The sight of his white, stricken face was more eloquent than his words. Cecily Hoyle's own colour faded slowly.

“What is it?” she questioned, looking from one to the other. She was a tall, thin slip of a girl with clear brown eyes, a nose that turned up and a mouth that was too wide, a reasonably fair complexion and a quantity of pretty, curly, nut-brown hair that waved all over her head and low down over her ears, and that somehow conveyed the impression of being bobbed when it wasn't. Ordinarily it was a winsome, attractive little face, but just now, catching the fear in Walls's voice, the brown eyes were full of dread and the mobile lips were twitching. “Can't I do anything?” she questioned. “It must be something very sudden. Mr. Bechcombe was quite well when I went out.”

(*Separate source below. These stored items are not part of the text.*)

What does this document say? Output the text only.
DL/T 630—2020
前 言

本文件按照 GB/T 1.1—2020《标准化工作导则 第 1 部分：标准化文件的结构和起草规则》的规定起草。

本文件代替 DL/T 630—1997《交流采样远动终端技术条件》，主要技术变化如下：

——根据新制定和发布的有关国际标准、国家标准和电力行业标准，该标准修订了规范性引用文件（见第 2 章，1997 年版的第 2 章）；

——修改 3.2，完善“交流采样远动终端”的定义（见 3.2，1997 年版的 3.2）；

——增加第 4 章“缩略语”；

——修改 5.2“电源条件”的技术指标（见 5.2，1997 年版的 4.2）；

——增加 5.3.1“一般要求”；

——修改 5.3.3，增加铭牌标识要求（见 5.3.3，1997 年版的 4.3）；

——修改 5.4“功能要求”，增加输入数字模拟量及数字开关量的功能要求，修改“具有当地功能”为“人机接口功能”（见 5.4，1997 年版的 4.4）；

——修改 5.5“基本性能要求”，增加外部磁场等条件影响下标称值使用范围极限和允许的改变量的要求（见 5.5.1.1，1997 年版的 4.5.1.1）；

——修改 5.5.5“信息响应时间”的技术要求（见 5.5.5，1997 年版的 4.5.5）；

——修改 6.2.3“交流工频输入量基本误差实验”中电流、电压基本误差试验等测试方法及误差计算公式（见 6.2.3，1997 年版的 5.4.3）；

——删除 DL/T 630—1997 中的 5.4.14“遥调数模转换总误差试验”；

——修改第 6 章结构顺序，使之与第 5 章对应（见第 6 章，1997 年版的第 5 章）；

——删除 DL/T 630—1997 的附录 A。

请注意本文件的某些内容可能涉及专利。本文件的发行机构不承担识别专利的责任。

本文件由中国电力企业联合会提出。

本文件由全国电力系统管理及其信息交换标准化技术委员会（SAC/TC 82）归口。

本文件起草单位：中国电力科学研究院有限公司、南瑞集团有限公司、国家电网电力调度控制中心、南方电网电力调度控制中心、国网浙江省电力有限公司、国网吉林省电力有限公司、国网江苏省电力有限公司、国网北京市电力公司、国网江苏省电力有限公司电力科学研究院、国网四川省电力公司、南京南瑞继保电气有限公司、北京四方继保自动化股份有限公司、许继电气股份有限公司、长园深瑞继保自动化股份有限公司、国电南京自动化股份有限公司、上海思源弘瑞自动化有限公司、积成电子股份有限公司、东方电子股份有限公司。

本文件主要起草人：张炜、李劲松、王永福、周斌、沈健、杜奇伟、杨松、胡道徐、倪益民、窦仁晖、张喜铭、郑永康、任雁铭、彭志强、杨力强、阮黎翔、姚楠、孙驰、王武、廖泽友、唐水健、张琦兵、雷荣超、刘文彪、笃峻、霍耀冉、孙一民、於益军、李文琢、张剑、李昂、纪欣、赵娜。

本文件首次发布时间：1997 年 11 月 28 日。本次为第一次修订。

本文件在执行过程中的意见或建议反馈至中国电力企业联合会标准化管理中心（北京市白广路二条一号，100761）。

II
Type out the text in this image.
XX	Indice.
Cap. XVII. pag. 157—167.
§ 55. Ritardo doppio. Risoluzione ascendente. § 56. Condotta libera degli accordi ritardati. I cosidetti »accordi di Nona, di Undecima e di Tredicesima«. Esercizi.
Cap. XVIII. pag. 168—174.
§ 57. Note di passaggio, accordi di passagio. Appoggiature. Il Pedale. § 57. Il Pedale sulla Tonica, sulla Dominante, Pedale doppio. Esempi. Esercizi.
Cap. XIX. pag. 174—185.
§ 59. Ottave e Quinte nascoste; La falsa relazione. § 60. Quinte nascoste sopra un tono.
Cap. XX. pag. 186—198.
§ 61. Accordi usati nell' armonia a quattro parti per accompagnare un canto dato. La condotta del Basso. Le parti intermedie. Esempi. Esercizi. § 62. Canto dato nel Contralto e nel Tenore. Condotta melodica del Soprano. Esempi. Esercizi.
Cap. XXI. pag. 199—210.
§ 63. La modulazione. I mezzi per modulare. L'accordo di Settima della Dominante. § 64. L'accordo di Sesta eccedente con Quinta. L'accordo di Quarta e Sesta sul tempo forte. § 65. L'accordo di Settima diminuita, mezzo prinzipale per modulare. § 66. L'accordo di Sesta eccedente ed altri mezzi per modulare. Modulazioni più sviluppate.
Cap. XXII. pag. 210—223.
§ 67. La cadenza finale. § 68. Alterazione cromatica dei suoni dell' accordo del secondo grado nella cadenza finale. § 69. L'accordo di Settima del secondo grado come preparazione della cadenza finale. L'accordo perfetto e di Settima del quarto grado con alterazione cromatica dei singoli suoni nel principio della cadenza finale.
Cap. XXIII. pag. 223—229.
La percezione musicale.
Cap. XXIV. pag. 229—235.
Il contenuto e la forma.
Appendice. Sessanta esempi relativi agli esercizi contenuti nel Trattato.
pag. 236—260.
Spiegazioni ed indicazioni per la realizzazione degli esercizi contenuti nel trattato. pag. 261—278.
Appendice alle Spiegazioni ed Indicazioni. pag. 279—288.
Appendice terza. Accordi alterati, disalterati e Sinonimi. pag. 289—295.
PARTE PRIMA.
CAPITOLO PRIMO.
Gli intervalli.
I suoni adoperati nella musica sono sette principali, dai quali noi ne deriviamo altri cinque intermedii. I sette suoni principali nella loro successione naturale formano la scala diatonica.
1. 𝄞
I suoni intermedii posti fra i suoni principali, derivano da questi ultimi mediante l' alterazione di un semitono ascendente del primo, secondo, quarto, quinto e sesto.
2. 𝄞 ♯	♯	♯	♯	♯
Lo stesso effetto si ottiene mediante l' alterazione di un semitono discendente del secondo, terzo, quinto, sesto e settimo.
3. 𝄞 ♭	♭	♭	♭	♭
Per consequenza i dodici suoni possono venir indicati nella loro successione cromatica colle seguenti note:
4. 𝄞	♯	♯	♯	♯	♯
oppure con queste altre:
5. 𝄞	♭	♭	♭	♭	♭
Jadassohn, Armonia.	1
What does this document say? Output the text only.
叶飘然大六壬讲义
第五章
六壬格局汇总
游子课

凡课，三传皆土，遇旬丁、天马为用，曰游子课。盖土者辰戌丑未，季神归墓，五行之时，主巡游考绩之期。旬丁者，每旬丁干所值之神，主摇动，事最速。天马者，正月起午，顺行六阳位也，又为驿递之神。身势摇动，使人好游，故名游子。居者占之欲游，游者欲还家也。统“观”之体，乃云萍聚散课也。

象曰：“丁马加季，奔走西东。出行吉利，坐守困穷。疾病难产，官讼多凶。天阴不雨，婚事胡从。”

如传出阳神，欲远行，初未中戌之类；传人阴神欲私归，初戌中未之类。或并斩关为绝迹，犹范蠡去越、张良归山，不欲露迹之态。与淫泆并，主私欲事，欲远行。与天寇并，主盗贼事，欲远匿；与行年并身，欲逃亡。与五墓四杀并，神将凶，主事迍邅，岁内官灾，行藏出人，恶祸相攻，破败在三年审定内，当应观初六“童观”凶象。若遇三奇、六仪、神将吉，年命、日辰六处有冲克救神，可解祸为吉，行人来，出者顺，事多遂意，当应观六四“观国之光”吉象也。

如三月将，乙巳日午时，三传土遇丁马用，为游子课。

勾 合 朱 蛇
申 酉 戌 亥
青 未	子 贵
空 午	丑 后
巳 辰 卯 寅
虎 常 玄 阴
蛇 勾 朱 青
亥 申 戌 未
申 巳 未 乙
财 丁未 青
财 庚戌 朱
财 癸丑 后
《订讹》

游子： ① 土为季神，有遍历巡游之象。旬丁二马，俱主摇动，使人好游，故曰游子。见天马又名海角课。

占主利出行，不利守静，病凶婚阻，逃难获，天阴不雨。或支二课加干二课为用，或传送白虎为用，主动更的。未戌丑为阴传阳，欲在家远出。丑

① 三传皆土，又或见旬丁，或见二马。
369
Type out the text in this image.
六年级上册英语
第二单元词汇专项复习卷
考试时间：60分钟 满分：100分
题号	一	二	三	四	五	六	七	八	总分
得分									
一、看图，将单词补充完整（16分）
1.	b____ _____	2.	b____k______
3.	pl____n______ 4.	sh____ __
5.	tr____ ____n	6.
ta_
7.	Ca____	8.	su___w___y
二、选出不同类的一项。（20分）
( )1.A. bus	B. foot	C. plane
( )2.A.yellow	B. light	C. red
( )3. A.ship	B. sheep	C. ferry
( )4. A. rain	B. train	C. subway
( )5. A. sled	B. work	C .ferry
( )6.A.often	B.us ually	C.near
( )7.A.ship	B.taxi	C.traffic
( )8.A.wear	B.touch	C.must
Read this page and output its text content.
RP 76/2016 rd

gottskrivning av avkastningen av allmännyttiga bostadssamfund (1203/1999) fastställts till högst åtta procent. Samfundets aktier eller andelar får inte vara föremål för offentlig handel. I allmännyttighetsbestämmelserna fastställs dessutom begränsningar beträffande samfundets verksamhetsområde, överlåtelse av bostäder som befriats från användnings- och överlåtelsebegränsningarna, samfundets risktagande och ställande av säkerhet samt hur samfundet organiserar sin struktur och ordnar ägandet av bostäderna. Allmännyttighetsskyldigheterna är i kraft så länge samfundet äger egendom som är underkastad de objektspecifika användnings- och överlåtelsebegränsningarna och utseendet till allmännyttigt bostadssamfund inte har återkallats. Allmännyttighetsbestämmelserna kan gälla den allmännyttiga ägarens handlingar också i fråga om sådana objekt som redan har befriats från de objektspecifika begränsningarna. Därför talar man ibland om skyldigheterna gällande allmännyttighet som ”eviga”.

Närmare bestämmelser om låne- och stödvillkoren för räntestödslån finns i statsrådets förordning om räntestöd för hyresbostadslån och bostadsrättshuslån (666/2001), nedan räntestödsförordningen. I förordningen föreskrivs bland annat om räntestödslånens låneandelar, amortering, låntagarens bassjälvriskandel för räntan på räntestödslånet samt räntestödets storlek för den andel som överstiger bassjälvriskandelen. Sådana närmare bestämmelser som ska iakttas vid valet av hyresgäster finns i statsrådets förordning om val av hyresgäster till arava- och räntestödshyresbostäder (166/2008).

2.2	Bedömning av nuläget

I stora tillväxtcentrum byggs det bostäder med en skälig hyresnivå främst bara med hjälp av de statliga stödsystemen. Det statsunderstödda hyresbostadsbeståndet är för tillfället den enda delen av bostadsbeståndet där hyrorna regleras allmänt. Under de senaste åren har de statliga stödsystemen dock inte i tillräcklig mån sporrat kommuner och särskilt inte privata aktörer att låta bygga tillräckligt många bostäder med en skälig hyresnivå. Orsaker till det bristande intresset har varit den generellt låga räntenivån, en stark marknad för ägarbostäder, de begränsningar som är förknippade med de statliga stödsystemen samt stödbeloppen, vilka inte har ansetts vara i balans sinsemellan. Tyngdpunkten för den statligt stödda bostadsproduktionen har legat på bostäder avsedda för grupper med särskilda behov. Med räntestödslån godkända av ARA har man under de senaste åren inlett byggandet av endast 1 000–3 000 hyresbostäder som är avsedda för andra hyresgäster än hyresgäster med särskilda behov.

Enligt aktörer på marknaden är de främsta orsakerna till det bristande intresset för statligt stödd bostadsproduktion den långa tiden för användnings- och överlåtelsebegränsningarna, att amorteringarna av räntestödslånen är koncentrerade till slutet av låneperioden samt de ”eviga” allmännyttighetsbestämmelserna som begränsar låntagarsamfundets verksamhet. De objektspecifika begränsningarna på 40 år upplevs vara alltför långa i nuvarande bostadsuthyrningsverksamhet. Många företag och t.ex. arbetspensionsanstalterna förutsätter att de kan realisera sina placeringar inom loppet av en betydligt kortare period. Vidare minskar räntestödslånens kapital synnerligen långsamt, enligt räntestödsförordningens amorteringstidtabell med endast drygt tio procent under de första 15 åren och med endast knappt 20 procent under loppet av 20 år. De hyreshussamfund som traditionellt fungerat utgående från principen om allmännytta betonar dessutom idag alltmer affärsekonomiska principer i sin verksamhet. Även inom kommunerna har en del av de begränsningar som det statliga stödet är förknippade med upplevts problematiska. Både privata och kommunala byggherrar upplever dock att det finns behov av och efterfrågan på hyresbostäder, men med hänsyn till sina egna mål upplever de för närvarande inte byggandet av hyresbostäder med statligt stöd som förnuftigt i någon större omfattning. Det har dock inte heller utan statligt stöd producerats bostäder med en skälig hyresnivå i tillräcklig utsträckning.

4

John Walls laid his hand on her shoulder.

“You can't do anything, Miss Hoyle. We can none of us do anything. It is too late.”

Cecily shrank from him with a cry.

“No, no! He can't be—dead!”

A strong hand put both her and John Walls aside.

“Let me pass. I am a doctor. What is the matter here?”

John Walls recognized the speaker as a medical man who had rooms close at hand.

“I think Mr. Bechcombe has had a fit, sir. I am afraid it is all over.”